For variations why not use more than just two colours. Here I have surrounded my purple log with a thin white layer and thin a thin turquoise layer. You can add as many layers as you like. Experiment and have fun.

 


Here are some of the things I've made with my lace canes In the front row are some slices from my canes. In the middle row, I used scrap clay (cut ends etc.) and covered them with slices of lace cane. In the top row are a few of my tiny wish bottles. Some are completely covered with slices, whilst others only had a few slices. For these, I kept the background colour the same as the thin lace lines in the cane.

Beads: To make beads some people let their canes rest overnight, I only do that if it's an intricate cane and I want to keep all the lines and design very neat, I don't usually bother for a lace cane. Resting the cane will allow it to cool and then you can cut it more cleanly without squishing. I actually quite like the slight distortion you get when cutting while it's fresh. It's up to you.

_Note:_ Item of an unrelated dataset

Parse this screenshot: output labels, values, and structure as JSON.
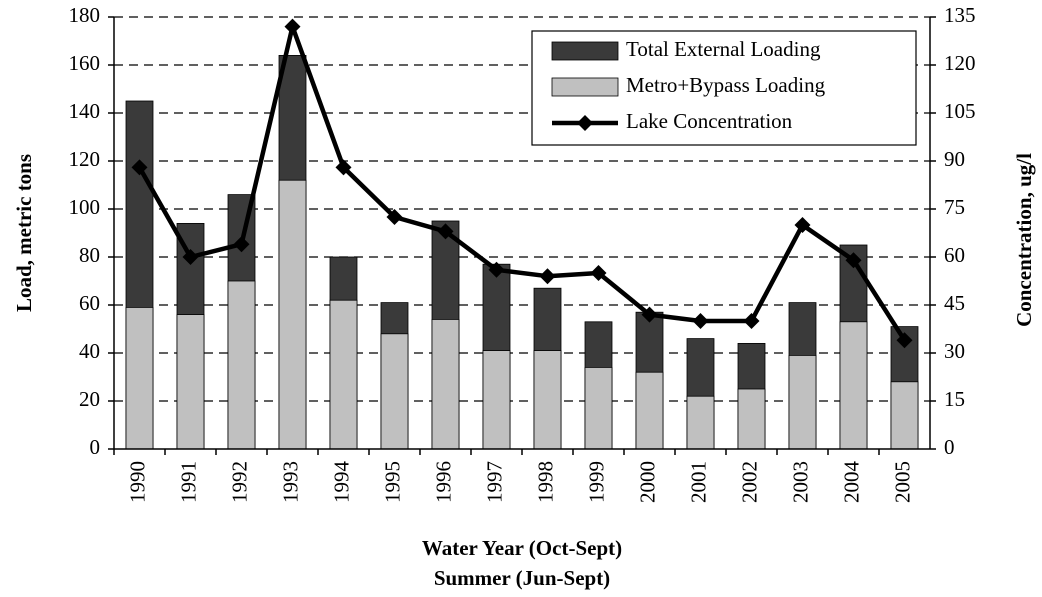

Use some of your scrap for the centre of the bead. Take a small piece of clay - about half the size you want your finished bead to be and roll into a smooth ball. Cut a minimum of two slices of your lace cane and apply to the bead. You can apply several slices, overlap them, or just use two. Smooth over the seams with a smooth needle tool or knitting needle and then roll between the palms of your hands until it is round and smooth and then roll into the shape you want if you don't want it to be round. Let the clay rest for at least an hour. Then take your needle tool and pierce your bead halfway through, twisting it as you go. Turn the bead round and pierce from the other side until the two holes join up. If you do it from one side only it tends to distort the clay and push it out on one side. I use hatpin blanks for piercing and then put several beads on one pin I suspend it for baking. Bake according to your manufacturers guidelines.